EWS is widely used as an occlusion material, especially for treating peripheral BPF 2. Watanabe et al., who developed EWS, have reported the effectiveness of performing endobronchial occlusion in the bronchi to reduce air leakage 4. EWS is easy to deploy in the target bronchi by holding the EWS with grasping forceps via a flexible bronchoscope. EWS should be used for treating post‐operative peripheral BPF via bronchial occlusion in case where target bronchi are clearly identifiable.

A digital drainage system, such as the Thopaz, which was used in this case, provides objective real‐time data of the air leakage 5. We used the Thopaz to confirm the effectiveness of bronchial occlusion during the procedure. In this case, decreasing air leakage was visualized immediately after the bronchial occlusion.
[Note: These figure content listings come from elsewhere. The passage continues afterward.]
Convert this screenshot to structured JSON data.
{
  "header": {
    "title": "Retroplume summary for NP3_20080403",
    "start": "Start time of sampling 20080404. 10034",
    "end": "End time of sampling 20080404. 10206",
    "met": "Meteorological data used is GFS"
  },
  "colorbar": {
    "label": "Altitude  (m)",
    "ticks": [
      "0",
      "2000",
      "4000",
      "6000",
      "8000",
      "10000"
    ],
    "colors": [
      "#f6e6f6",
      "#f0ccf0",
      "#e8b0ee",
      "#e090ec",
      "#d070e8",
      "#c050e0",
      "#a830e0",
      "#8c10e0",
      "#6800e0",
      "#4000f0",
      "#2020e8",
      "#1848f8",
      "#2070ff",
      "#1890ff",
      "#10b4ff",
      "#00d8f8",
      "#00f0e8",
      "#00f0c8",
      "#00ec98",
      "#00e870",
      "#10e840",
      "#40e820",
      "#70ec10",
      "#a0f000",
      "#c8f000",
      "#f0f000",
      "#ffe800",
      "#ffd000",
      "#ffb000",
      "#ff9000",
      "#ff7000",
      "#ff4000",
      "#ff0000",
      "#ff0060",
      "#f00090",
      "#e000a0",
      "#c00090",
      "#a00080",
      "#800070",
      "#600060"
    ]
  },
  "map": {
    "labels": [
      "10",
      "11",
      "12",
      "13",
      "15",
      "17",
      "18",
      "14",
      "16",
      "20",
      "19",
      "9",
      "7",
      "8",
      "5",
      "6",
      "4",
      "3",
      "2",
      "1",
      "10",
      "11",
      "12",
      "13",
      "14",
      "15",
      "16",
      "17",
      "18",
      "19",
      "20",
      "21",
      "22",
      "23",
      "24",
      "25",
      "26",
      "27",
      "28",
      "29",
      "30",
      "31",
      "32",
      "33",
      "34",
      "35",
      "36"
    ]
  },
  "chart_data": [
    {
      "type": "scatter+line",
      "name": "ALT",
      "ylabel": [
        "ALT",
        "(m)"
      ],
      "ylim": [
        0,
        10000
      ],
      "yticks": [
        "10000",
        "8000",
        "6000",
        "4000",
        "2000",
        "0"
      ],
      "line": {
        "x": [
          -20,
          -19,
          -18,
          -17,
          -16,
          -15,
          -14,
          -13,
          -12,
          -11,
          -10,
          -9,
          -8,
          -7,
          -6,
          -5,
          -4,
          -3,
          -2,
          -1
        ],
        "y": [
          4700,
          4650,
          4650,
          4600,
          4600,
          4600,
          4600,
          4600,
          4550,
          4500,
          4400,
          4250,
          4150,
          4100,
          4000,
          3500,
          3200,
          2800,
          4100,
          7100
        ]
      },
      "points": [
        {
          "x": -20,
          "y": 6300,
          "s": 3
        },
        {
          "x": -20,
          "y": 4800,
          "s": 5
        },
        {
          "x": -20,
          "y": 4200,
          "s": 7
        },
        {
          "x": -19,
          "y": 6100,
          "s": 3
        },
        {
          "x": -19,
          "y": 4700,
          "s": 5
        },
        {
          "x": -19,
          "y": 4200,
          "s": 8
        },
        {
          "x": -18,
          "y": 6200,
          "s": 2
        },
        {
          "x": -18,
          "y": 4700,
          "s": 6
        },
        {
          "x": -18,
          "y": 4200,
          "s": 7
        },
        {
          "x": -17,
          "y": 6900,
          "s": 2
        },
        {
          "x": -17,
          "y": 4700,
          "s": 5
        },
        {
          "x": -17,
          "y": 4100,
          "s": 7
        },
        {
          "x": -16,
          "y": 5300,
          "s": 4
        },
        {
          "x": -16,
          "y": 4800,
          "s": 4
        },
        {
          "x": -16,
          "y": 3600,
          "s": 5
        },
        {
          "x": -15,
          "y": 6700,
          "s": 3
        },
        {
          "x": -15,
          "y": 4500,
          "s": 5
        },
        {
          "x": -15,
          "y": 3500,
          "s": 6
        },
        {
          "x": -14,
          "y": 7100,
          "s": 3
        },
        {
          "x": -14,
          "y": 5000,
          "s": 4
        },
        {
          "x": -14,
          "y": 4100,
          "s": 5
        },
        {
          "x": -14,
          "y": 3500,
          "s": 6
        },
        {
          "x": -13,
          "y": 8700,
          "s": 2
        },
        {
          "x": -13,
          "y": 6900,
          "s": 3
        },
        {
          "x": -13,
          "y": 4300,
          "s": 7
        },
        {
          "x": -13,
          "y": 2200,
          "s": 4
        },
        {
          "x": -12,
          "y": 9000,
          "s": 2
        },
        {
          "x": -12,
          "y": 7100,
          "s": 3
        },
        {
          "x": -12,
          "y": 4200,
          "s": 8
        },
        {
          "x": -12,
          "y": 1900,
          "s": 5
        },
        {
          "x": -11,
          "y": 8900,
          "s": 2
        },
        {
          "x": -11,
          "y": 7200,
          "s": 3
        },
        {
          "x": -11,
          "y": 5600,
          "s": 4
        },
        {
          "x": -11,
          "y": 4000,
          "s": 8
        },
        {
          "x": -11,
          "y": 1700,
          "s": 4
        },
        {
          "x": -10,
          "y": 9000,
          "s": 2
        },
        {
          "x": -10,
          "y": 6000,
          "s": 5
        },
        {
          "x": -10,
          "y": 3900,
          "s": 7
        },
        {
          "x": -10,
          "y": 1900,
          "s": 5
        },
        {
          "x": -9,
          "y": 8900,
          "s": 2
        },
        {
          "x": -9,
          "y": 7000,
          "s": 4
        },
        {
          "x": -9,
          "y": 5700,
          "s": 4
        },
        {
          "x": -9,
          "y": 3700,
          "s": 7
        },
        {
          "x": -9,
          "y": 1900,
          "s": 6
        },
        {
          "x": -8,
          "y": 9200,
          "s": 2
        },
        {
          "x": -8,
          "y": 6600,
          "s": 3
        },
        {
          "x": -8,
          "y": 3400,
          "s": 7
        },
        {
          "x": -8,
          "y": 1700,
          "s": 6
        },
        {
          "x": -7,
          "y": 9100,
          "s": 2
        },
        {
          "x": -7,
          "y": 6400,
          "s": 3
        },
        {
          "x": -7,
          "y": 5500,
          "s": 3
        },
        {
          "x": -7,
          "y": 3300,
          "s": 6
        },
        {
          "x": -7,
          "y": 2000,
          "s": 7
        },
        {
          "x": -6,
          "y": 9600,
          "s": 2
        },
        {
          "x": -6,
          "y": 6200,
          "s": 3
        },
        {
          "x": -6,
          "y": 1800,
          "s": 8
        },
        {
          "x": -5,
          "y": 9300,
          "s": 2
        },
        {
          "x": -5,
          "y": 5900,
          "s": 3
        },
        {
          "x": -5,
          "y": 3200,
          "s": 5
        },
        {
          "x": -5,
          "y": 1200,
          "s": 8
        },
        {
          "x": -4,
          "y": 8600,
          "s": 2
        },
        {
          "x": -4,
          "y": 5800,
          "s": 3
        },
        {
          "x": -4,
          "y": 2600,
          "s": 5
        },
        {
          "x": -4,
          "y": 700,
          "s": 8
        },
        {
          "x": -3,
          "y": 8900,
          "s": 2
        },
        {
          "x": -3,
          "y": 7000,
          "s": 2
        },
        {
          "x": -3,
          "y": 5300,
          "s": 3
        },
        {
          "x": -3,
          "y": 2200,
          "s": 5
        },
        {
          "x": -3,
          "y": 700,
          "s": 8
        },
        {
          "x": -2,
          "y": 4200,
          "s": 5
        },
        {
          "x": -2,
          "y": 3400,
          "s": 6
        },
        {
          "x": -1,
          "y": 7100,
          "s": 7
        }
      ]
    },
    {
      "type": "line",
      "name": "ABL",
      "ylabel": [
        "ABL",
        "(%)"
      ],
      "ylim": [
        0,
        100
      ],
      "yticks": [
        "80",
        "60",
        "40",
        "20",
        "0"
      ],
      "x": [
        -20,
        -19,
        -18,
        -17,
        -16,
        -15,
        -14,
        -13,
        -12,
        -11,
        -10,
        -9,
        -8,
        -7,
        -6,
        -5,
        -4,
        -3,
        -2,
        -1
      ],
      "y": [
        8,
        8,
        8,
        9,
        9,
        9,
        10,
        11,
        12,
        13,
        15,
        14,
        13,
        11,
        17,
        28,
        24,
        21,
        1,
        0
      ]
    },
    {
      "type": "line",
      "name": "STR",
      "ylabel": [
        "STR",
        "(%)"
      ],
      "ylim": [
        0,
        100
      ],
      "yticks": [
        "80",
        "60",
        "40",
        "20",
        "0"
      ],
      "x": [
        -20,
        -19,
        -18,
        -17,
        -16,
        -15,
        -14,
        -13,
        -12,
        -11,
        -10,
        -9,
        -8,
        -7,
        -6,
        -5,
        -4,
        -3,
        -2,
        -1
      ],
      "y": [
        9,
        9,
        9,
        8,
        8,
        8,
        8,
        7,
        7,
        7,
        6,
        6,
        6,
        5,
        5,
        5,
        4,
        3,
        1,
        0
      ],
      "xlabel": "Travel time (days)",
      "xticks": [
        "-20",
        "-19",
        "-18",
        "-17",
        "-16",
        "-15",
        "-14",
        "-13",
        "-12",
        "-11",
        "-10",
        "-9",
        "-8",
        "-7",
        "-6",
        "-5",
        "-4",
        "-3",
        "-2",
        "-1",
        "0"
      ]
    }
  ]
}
The amount of air leakage that we observed via the Thopaz helped to ensure the bronchial occlusion procedure was successful.

In conclusion, bronchial occlusion for peripheral BPF with EWS and a digital drainage system such as the Thopaz was an appropriate choice in this case. An important factor in the success of this procedure was identifying the target bronchi via CT scan and that the procedure was performed using appropriate instruments. Bronchial occlusion with EWS should be considered as the first treatment option when post‐operative BPF is detected and target bronchi are clearly identifiable.

Disclosure Statement

Appropriate written informed consent was obtained for publication of this case report and accompanying images.

This study was conducted with the financial support of our department.